Das war ein erfolgreiches Manöver, dem muslimische Führer gefolgt sind. Sie prägten den Ausdruck „Islamophobie“, um diejenige zum Schweigen zu bringen, die im Westen auf die Irrtümer im Koran, auf die herrschende Ungerechtigkeit in muslimischen Ländern und auf die massive Invasion von Islamiten in die entwickelten Länder hinweisen.
Die Medien verwenden und missbrauchen solche Ausdrücke nach Belieben. Aber wenn es darum geht, die Christenverfolgung in muslimischen Ländern oder Angriffe auf das Christentum im Westen anzuprangern, schweigen sie oder im Namen der Meinungsfreiheit nehmen sie solche Angriffe in Kauf.
Gibt es Projekte und Gesetzesentwürfe in Europa, die von dieser „Diktatur der Toleranz“ beeinflußt sind?
Jose Antonio Ureta – Leider ja. In Frankreich sind katholische Apotheker dazu geszwungen, die abtreibungsfördernde „Pille danach“ zu verkaufen unter dem Vorwand, daß sie Arzneimittel wäre. Da eine große Anzahl von jungen Ärzten aus Gewissensgrund gegen die Abtreibung ist, wollen trotzdem die Feministinnen diese einführen unter dem Vorwand, sie sei nichts mehr als eine gewöhnliche ärtzliche Behandlung.
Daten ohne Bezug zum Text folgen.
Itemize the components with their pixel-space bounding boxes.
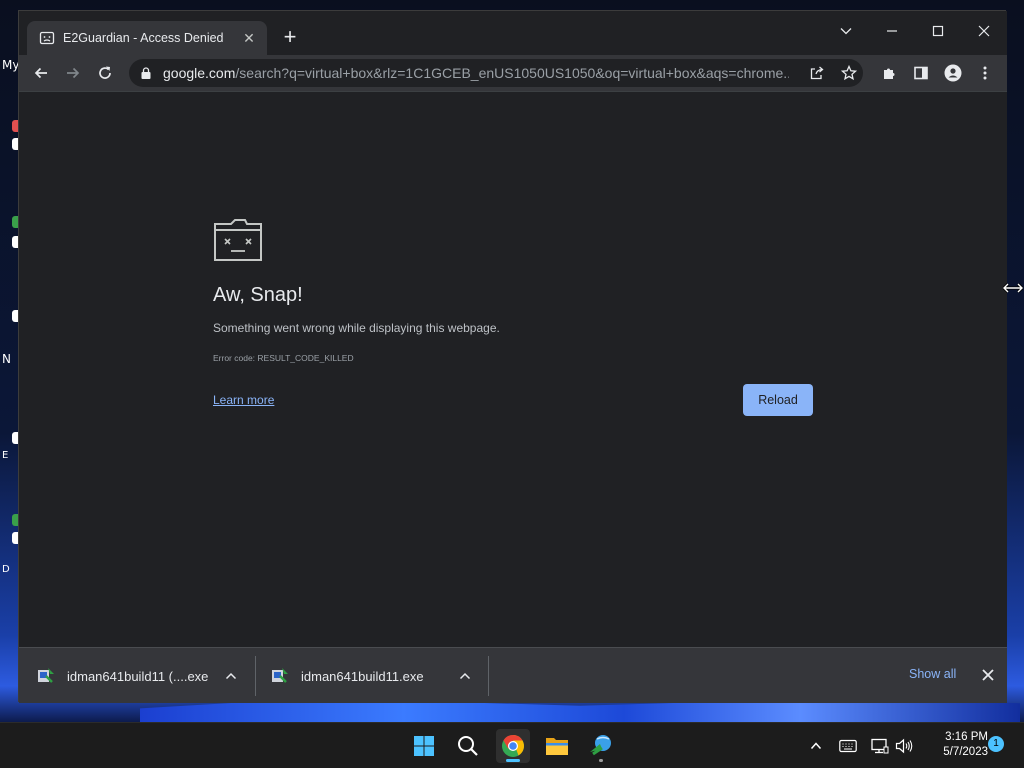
internet-download-manager-icon: [590, 735, 611, 756]
close-downloads-bar-button[interactable]: [979, 666, 997, 684]
clock-time: 3:16 PM: [945, 731, 988, 743]
sad-folder-icon: [214, 219, 262, 261]
desktop-icon-label[interactable]: My: [2, 58, 19, 72]
volume-icon: [895, 738, 913, 754]
installer-file-icon: [272, 668, 288, 683]
extensions-button[interactable]: [875, 59, 903, 87]
chevron-up-icon: [225, 672, 237, 680]
learn-more-link[interactable]: Learn more: [213, 393, 274, 407]
active-app-indicator: [506, 759, 520, 762]
running-app-indicator: [599, 759, 603, 762]
chevron-down-icon: [840, 28, 852, 35]
desktop-icon-label[interactable]: N: [2, 352, 11, 366]
bookmark-button[interactable]: [839, 63, 859, 83]
new-tab-button[interactable]: +: [277, 25, 303, 51]
minimize-button[interactable]: [869, 17, 915, 45]
arrow-right-icon: [67, 67, 80, 79]
network-icon: [871, 738, 889, 754]
url-text[interactable]: google.com/search?q=virtual+box&rlz=1C1G…: [163, 65, 789, 81]
forward-button[interactable]: [59, 59, 87, 87]
show-hidden-icons-button[interactable]: [806, 736, 826, 756]
share-icon: [810, 66, 824, 80]
notification-badge[interactable]: 1: [988, 736, 1004, 752]
taskbar-search-button[interactable]: [451, 729, 485, 763]
download-filename: idman641build11 (....exe: [67, 668, 209, 684]
taskbar-file-explorer[interactable]: [540, 729, 574, 763]
file-explorer-icon: [546, 738, 568, 755]
error-code: Error code: RESULT_CODE_KILLED: [213, 353, 354, 363]
installer-file-icon: [38, 668, 54, 683]
back-button[interactable]: [27, 59, 55, 87]
profile-button[interactable]: [939, 59, 967, 87]
taskbar-internet-download-manager[interactable]: [584, 729, 618, 763]
download-filename: idman641build11.exe: [301, 668, 424, 684]
show-all-downloads-link[interactable]: Show all: [909, 667, 956, 681]
downloads-bar: idman641build11 (....exe idman641build11…: [19, 647, 1007, 703]
desktop-icons: My N E D: [0, 56, 19, 596]
tab-title: E2Guardian - Access Denied: [63, 31, 224, 45]
taskbar-chrome[interactable]: [496, 729, 530, 763]
maximize-button[interactable]: [915, 17, 961, 45]
reload-toolbar-button[interactable]: [91, 59, 119, 87]
touch-keyboard-button[interactable]: [838, 736, 858, 756]
tab-strip: E2Guardian - Access Denied ✕ +: [19, 11, 1007, 55]
download-item[interactable]: idman641build11.exe: [271, 654, 487, 698]
download-separator: [488, 656, 489, 696]
arrow-left-icon: [34, 67, 47, 79]
clock-date: 5/7/2023: [943, 746, 988, 758]
chevron-up-icon: [459, 672, 471, 680]
side-panel-button[interactable]: [907, 59, 935, 87]
extensions-icon: [884, 68, 895, 79]
resize-cursor-icon: [1003, 282, 1023, 294]
volume-button[interactable]: [894, 736, 914, 756]
close-window-button[interactable]: [961, 17, 1007, 45]
chrome-icon: [502, 735, 524, 757]
url-host: google.com: [163, 65, 236, 81]
profile-icon: [944, 64, 962, 82]
close-icon: [982, 669, 994, 681]
url-path: /search?q=virtual+box&rlz=1C1GCEB_enUS10…: [235, 65, 789, 81]
taskbar-clock[interactable]: 3:16 PM 5/7/2023: [922, 730, 988, 760]
download-item[interactable]: idman641build11 (....exe: [37, 654, 253, 698]
keyboard-icon: [839, 739, 857, 753]
lock-icon[interactable]: [139, 66, 153, 80]
maximize-icon: [932, 25, 944, 37]
network-button[interactable]: [870, 736, 890, 756]
menu-icon: [983, 66, 987, 80]
tab-search-button[interactable]: [823, 17, 869, 45]
share-button[interactable]: [807, 63, 827, 83]
address-bar[interactable]: google.com/search?q=virtual+box&rlz=1C1G…: [129, 59, 863, 87]
download-options-button[interactable]: [223, 668, 239, 684]
close-icon: [978, 25, 990, 37]
menu-button[interactable]: [971, 59, 999, 87]
search-icon: [458, 736, 478, 756]
sad-page-icon: [39, 31, 55, 45]
tab-e2guardian[interactable]: E2Guardian - Access Denied ✕: [27, 21, 267, 55]
reload-button[interactable]: Reload: [743, 384, 813, 416]
start-button[interactable]: [407, 729, 441, 763]
browser-window: E2Guardian - Access Denied ✕ + google.co…: [18, 10, 1007, 703]
taskbar: 3:16 PM 5/7/2023: [0, 722, 1024, 768]
minimize-icon: [887, 30, 897, 32]
error-message: Something went wrong while displaying th…: [213, 321, 500, 335]
side-panel-icon: [914, 66, 928, 80]
download-separator: [255, 656, 256, 696]
page-content: Aw, Snap! Something went wrong while dis…: [19, 91, 1007, 647]
desktop-icon-label[interactable]: E: [2, 450, 8, 461]
star-icon: [841, 65, 857, 81]
desktop-icon-label[interactable]: D: [2, 564, 10, 575]
reload-icon: [99, 66, 111, 79]
windows-start-icon: [414, 736, 434, 756]
chevron-up-icon: [810, 742, 822, 750]
browser-toolbar: google.com/search?q=virtual+box&rlz=1C1G…: [19, 55, 1007, 91]
error-title: Aw, Snap!: [213, 284, 303, 306]
download-options-button[interactable]: [457, 668, 473, 684]
tab-close-icon[interactable]: ✕: [241, 30, 257, 47]
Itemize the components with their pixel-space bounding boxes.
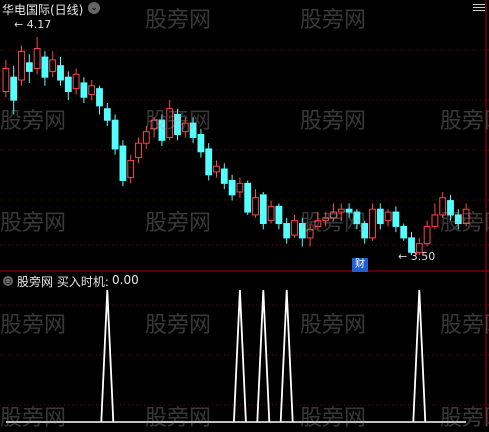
candle-body (267, 205, 275, 222)
candle-body (244, 182, 252, 213)
candle-body (400, 225, 408, 239)
candle-body (96, 88, 103, 107)
candle-body (392, 211, 400, 227)
watermark: 股旁网 (145, 406, 212, 431)
indicator-value: 0.00 (112, 273, 139, 287)
watermark: 股旁网 (0, 313, 67, 338)
watermark: 股旁网 (0, 109, 67, 134)
watermark: 股旁网 (300, 109, 367, 134)
watermark: 股旁网 (145, 211, 212, 236)
candle-body (2, 68, 10, 93)
candle-body (384, 211, 392, 222)
candle-body (111, 119, 119, 150)
candle-body (33, 47, 41, 70)
candle-body (423, 225, 431, 245)
buy-signal-spike (100, 289, 115, 423)
buy-signal-spike (279, 289, 294, 423)
watermark: 股旁网 (0, 211, 67, 236)
buy-signal-spike (256, 289, 271, 423)
candle-body (228, 179, 236, 196)
candle-body (275, 205, 283, 225)
watermark: 股旁网 (440, 109, 489, 134)
watermark: 股旁网 (300, 406, 367, 431)
watermark: 股旁网 (0, 406, 67, 431)
candle-body (252, 197, 259, 216)
watermark: 股旁网 (145, 313, 212, 338)
indicator-name: 股旁网 买入时机: (17, 275, 109, 289)
buy-signal-spike (412, 289, 427, 423)
candle-body (72, 73, 80, 90)
watermark: 股旁网 (300, 211, 367, 236)
watermark: 股旁网 (300, 8, 367, 33)
menu-icon[interactable] (473, 2, 485, 14)
watermark: 股旁网 (300, 313, 367, 338)
candle-body (10, 76, 18, 101)
chart-title: 华电国际(日线) (2, 3, 84, 17)
watermark: 股旁网 (440, 406, 489, 431)
chart-canvas[interactable] (0, 0, 489, 426)
indicator-settings-icon[interactable]: ○ (3, 276, 13, 286)
candle-body (41, 56, 49, 78)
candle-body (197, 134, 205, 153)
candle-body (236, 182, 244, 193)
candle-body (220, 168, 228, 184)
buy-signal-spike (233, 289, 247, 423)
watermark: 股旁网 (145, 8, 212, 33)
high-price-label: ← 4.17 (14, 18, 52, 31)
low-price-label: ← 3.50 (398, 250, 436, 263)
candle-body (283, 223, 291, 239)
candle-body (18, 50, 25, 81)
candle-body (64, 76, 72, 93)
candle-body (119, 145, 127, 181)
financial-badge[interactable]: 财 (352, 258, 368, 272)
candle-body (259, 194, 267, 225)
watermark: 股旁网 (440, 211, 489, 236)
candle-body (135, 142, 142, 159)
candle-body (213, 165, 220, 173)
candle-body (88, 85, 96, 95)
candle-body (431, 214, 439, 227)
candle-body (369, 208, 376, 239)
candle-body (205, 148, 213, 176)
candle-body (25, 62, 33, 72)
candle-body (49, 59, 57, 72)
candle-body (376, 208, 384, 225)
chevron-down-icon[interactable]: ⌄ (88, 2, 100, 14)
candle-body (291, 220, 298, 236)
candle-body (103, 108, 111, 121)
candle-body (57, 65, 64, 81)
watermark: 股旁网 (440, 313, 489, 338)
candle-body (127, 159, 135, 179)
watermark: 股旁网 (145, 109, 212, 134)
candle-body (80, 82, 88, 98)
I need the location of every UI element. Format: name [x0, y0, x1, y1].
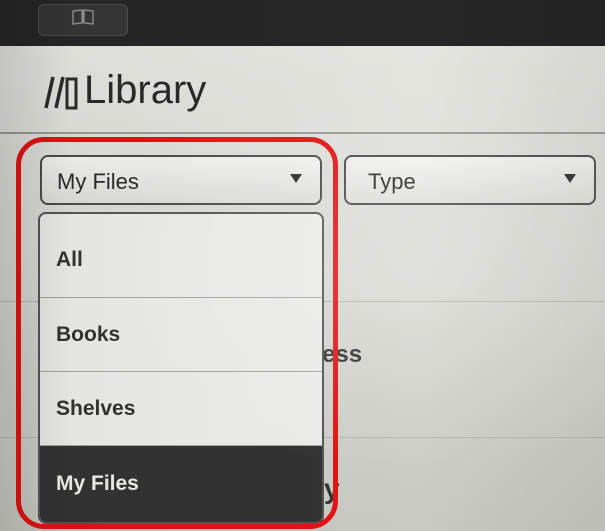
chevron-down-icon — [290, 174, 302, 183]
dropdown-option-label: My Files — [56, 472, 139, 495]
top-bar — [0, 0, 605, 46]
dropdown-option-label: Shelves — [56, 397, 136, 420]
library-header: Library — [0, 46, 605, 134]
dropdown-option-my-files[interactable]: My Files — [40, 446, 322, 522]
type-select[interactable]: Type — [344, 155, 596, 205]
background-row-text: y — [324, 473, 340, 504]
book-button[interactable] — [38, 4, 128, 36]
source-select[interactable]: My Files — [40, 155, 322, 205]
dropdown-option-all[interactable]: All — [40, 214, 322, 298]
dropdown-option-books[interactable]: Books — [40, 298, 322, 372]
type-select-value: Type — [368, 169, 416, 194]
background-row-text: ess — [322, 341, 363, 368]
book-icon — [72, 9, 94, 25]
dropdown-option-label: Books — [56, 323, 121, 346]
source-dropdown-menu: All Books Shelves My Files — [38, 212, 324, 524]
library-icon — [44, 76, 78, 110]
dropdown-option-shelves[interactable]: Shelves — [40, 372, 322, 446]
chevron-down-icon — [564, 174, 576, 183]
dropdown-option-label: All — [56, 248, 83, 271]
source-select-value: My Files — [57, 169, 139, 194]
page-title: Library — [84, 68, 207, 112]
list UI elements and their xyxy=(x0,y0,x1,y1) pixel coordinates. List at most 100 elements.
Dasselbe passiert mit dem Thema Homosexualität. Die katholischen Vermittlungstellen für Kinderadoption mußten dicht machen, weil sie gleichgeschlechtliche Paare nicht „diskriminieren“ dürfen. Pfarrgemeinde können den Saal im Pfarrhaus nicht mehr für Hochzeitsfeste vermieten (was in der Regel häufig der Fall war wegen des Vorteils, ein Fest neben der Kirche gleich nach der Vermählung zu organisieren), denn sie dürfen die Homosexuellen nicht mehr ausklammern.
In dieser Woche wurde ein Geschäftsführer einer öffentlichen Firma in England bestraft, weil er auf seine Facebook-Seite – auf die nur seine Freunde Zugang haben – die Meinung äußerte, daß Hochzeit von Homosexuellen in der Kirche eine etwa „übertriebene Gleichheit“ darstelle.
Wie kann man sich in einer intelligenten und wirksamen Weise gegen die “Diktatur der Toleranz” wehren?
José Antonio Ureta – Ich denke, daß die beste Methode ist, die öffentliche Meinung über die Christenverfolgung zu informieren. Denn wenn es keine Reaktion dagegen gibt, laufen wir Gefahr, daß bald Ähnliches bei uns passieren wird.
Und vor allem sollte man in Erinnerung bringen, daß „man erst Gott gehorchen muß als den Menschen” , wie der heilige Petrus sagte, als er wegen der Verkündigung des Evangeliums vor Gericht gebracht wurde.
Lieber jetzt Widerstand leisten als später, auch wenn man als Märtyrer stirbt oder geschämt weiterlebt als „Bürger zweiter Klasse“ – und das wäre ganz schlimm.